Floresan lambalar elektronları katottan anotlara neredeyse vakumlu bir ortamda hızlandırarak çalışır. Bu vakumda cıva buharı bulunur ve elektron bir cıva atomuna çarptığında, Hg atomu uyarılmış bir duruma girer ve çürüme üzerine bir veya daha fazla foton ışığı verir. Bu UV fotonları daha sonra, bu UV fotonları görünür beyaz ışığa dönüştüren cam borunun içindeki fosfor bazlı kaplamayı vurur.
Bu nedenle, işlev görmek için, bu ışıkların cıvata ateş edebilecek çok sayıda 'serbest' elektron olması hayati önem taşımaktadır. Elektronları daha mobil hale getirmenin ve katottan çıkma ihtimalinin yüksek olmasının bir yolu, onu ısıtmaktır ve bu, 'marş motoru' devresi denilen şeydir: aslında yüksek voltajlı bir jeneratör ve bir ısıtma bobinden başka bir şey değildir.
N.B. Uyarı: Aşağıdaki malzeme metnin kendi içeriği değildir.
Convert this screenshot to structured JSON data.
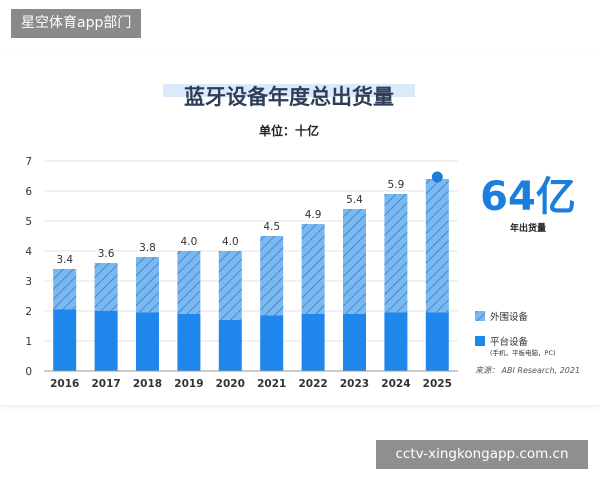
{
  "top_banner": "星空体育app部门",
  "bottom_banner": "cctv-xingkongapp.com.cn",
  "chart_data": {
    "type": "bar",
    "stacked": true,
    "title": "蓝牙设备年度总出货量",
    "subtitle": "单位：十亿",
    "categories": [
      "2016",
      "2017",
      "2018",
      "2019",
      "2020",
      "2021",
      "2022",
      "2023",
      "2024",
      "2025"
    ],
    "series": [
      {
        "name": "平台设备",
        "values": [
          2.05,
          2.0,
          1.95,
          1.9,
          1.7,
          1.85,
          1.9,
          1.9,
          1.95,
          1.95
        ],
        "color": "#1f86ec"
      },
      {
        "name": "外围设备",
        "values": [
          1.35,
          1.6,
          1.85,
          2.1,
          2.3,
          2.65,
          3.0,
          3.5,
          3.95,
          4.45
        ],
        "color": "#7ab8f1",
        "hatched": true
      }
    ],
    "totals_labels": [
      "3.4",
      "3.6",
      "3.8",
      "4.0",
      "4.0",
      "4.5",
      "4.9",
      "5.4",
      "5.9",
      ""
    ],
    "ylim": [
      0,
      7
    ],
    "yticks": [
      "0",
      "1",
      "2",
      "3",
      "4",
      "5",
      "6",
      "7"
    ],
    "grid": true,
    "legend_position": "right",
    "highlight": {
      "value": "64亿",
      "caption": "年出货量"
    },
    "legend": [
      {
        "label": "外围设备",
        "sub": ""
      },
      {
        "label": "平台设备",
        "sub": "(手机，平板电脑，PC)"
      }
    ],
    "source": "来源： ABI Research, 2021"
  }
}
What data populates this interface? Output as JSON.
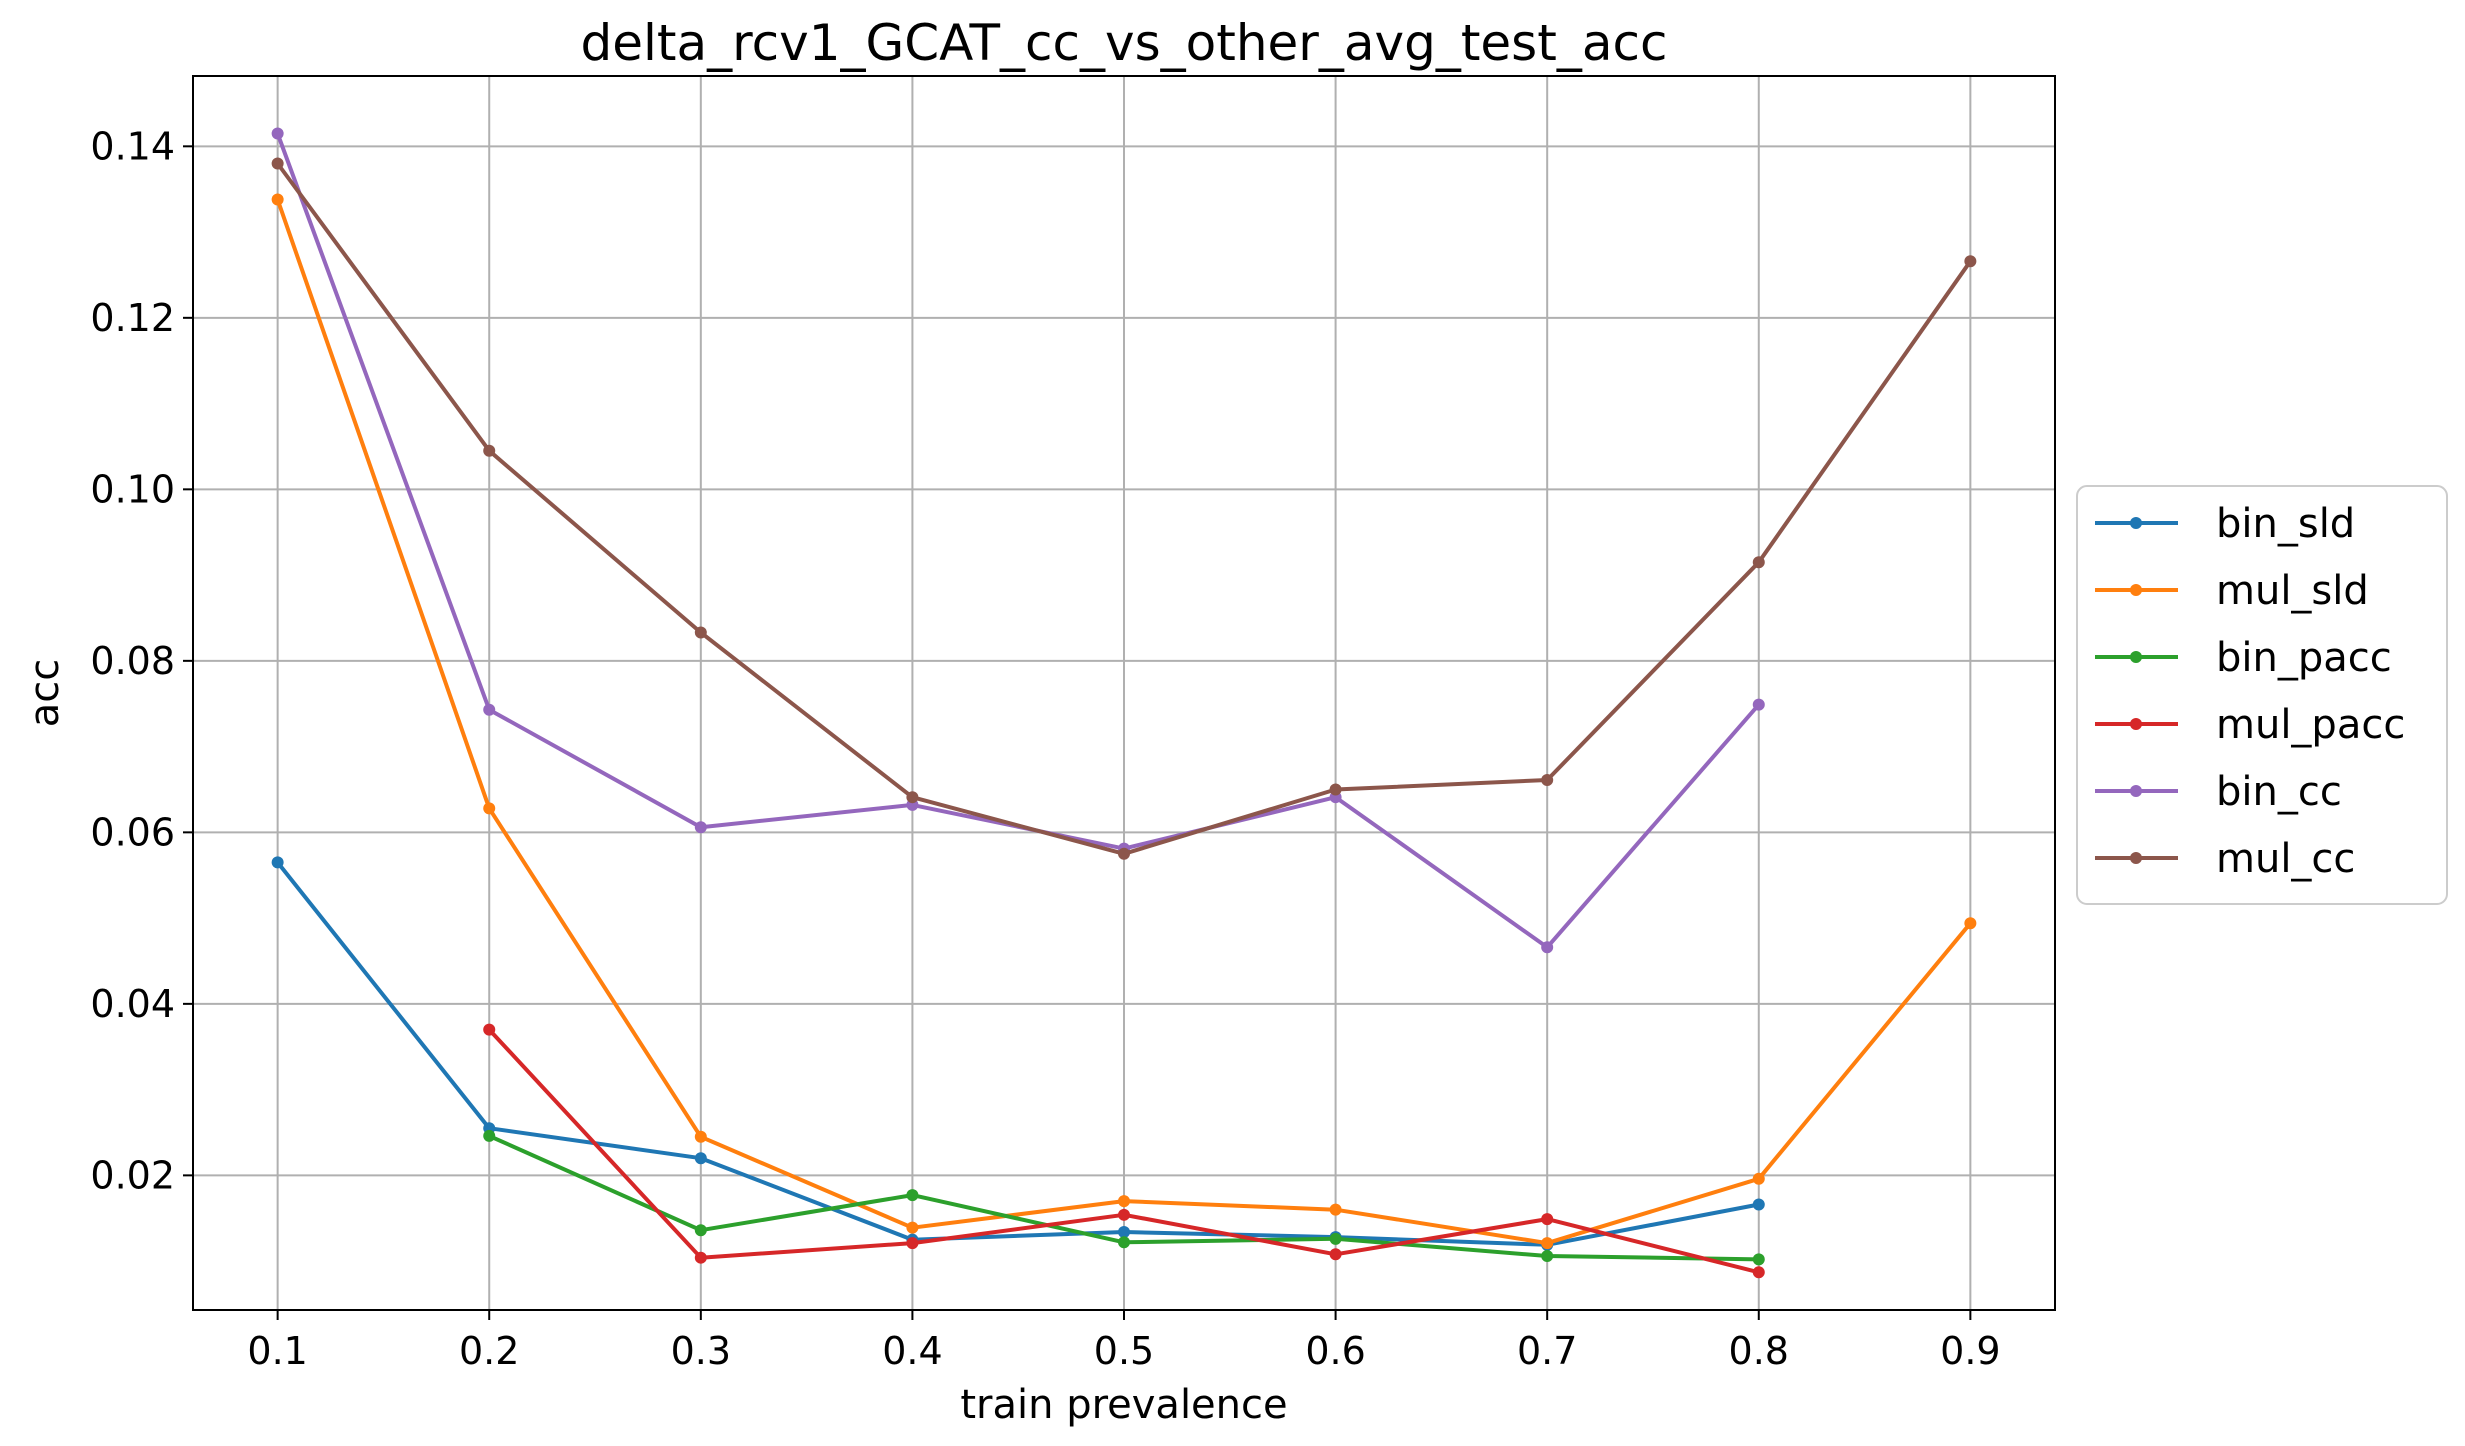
{
  "chart_data": {
    "type": "line",
    "title": "delta_rcv1_GCAT_cc_vs_other_avg_test_acc",
    "xlabel": "train prevalence",
    "ylabel": "acc",
    "x_ticks": [
      "0.1",
      "0.2",
      "0.3",
      "0.4",
      "0.5",
      "0.6",
      "0.7",
      "0.8",
      "0.9"
    ],
    "y_ticks": [
      "0.02",
      "0.04",
      "0.06",
      "0.08",
      "0.10",
      "0.12",
      "0.14"
    ],
    "xlim": [
      0.06,
      0.94
    ],
    "ylim": [
      0.0043,
      0.1482
    ],
    "grid": true,
    "legend_position": "outside-right",
    "series": [
      {
        "name": "bin_sld",
        "color": "#1f77b4",
        "x": [
          0.1,
          0.2,
          0.3,
          0.4,
          0.5,
          0.6,
          0.7,
          0.8
        ],
        "y": [
          0.0565,
          0.0255,
          0.022,
          0.0125,
          0.0134,
          0.0128,
          0.0119,
          0.0166
        ]
      },
      {
        "name": "mul_sld",
        "color": "#ff7f0e",
        "x": [
          0.1,
          0.2,
          0.3,
          0.4,
          0.5,
          0.6,
          0.7,
          0.8,
          0.9
        ],
        "y": [
          0.1338,
          0.0628,
          0.0245,
          0.0139,
          0.017,
          0.016,
          0.0121,
          0.0196,
          0.0494
        ]
      },
      {
        "name": "bin_pacc",
        "color": "#2ca02c",
        "x": [
          0.2,
          0.3,
          0.4,
          0.5,
          0.6,
          0.7,
          0.8
        ],
        "y": [
          0.0246,
          0.0136,
          0.0177,
          0.0122,
          0.0126,
          0.0106,
          0.0102
        ]
      },
      {
        "name": "mul_pacc",
        "color": "#d62728",
        "x": [
          0.2,
          0.3,
          0.4,
          0.5,
          0.6,
          0.7,
          0.8
        ],
        "y": [
          0.037,
          0.0104,
          0.0121,
          0.0154,
          0.0108,
          0.0149,
          0.0087
        ]
      },
      {
        "name": "bin_cc",
        "color": "#9467bd",
        "x": [
          0.1,
          0.2,
          0.3,
          0.4,
          0.5,
          0.6,
          0.7,
          0.8
        ],
        "y": [
          0.1415,
          0.0743,
          0.0606,
          0.0632,
          0.0581,
          0.0641,
          0.0466,
          0.0749
        ]
      },
      {
        "name": "mul_cc",
        "color": "#8c564b",
        "x": [
          0.1,
          0.2,
          0.3,
          0.4,
          0.5,
          0.6,
          0.7,
          0.8,
          0.9
        ],
        "y": [
          0.138,
          0.1045,
          0.0833,
          0.0641,
          0.0575,
          0.065,
          0.0661,
          0.0915,
          0.1266
        ]
      }
    ]
  }
}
Isıtma bobini, elektronları harekete geçirmek için elektrodu ısıtır ve yüksek voltaj jeneratörü (genellikle sadece bir rezonant LC pompası), ilk 'kıvılcımın' ampulü yakması için yeterli voltaj oluşturur. Elektronlar akmaya başladığında ve lamba 'yandığında', lambanın içindeki gaz daha çok plazma gibi görünür ve çok iletkendir, bu nedenle ne yüksek gerilim ne de ısı ilavesi çalışmaya devam etmek için gerekli değildir. Bu yüzden, sadece bir başlangıç, ampul açıldığında,
Eski tip starterler, elektrotlar tamamen harcandığında bile ampulü yakmaya çalışacaktır. Bu, ısıtma bobininin filamenti yanıncaya kadar çalışacağı anlamına gelir. Birçok durumda bu, ampulün öldükten sonra daha yüksek güç harcadığı anlamına gelir .
Modern elektronik yolvericiler, ampulün başlamayacağını tespit ettiklerinde birkaç denemeden sonra 'vazgeçiyor'. Ondan sonra güç marşa çevrilinceye kadar enerji kullanmaz ya da neredeyse hiç enerji kullanmazlar.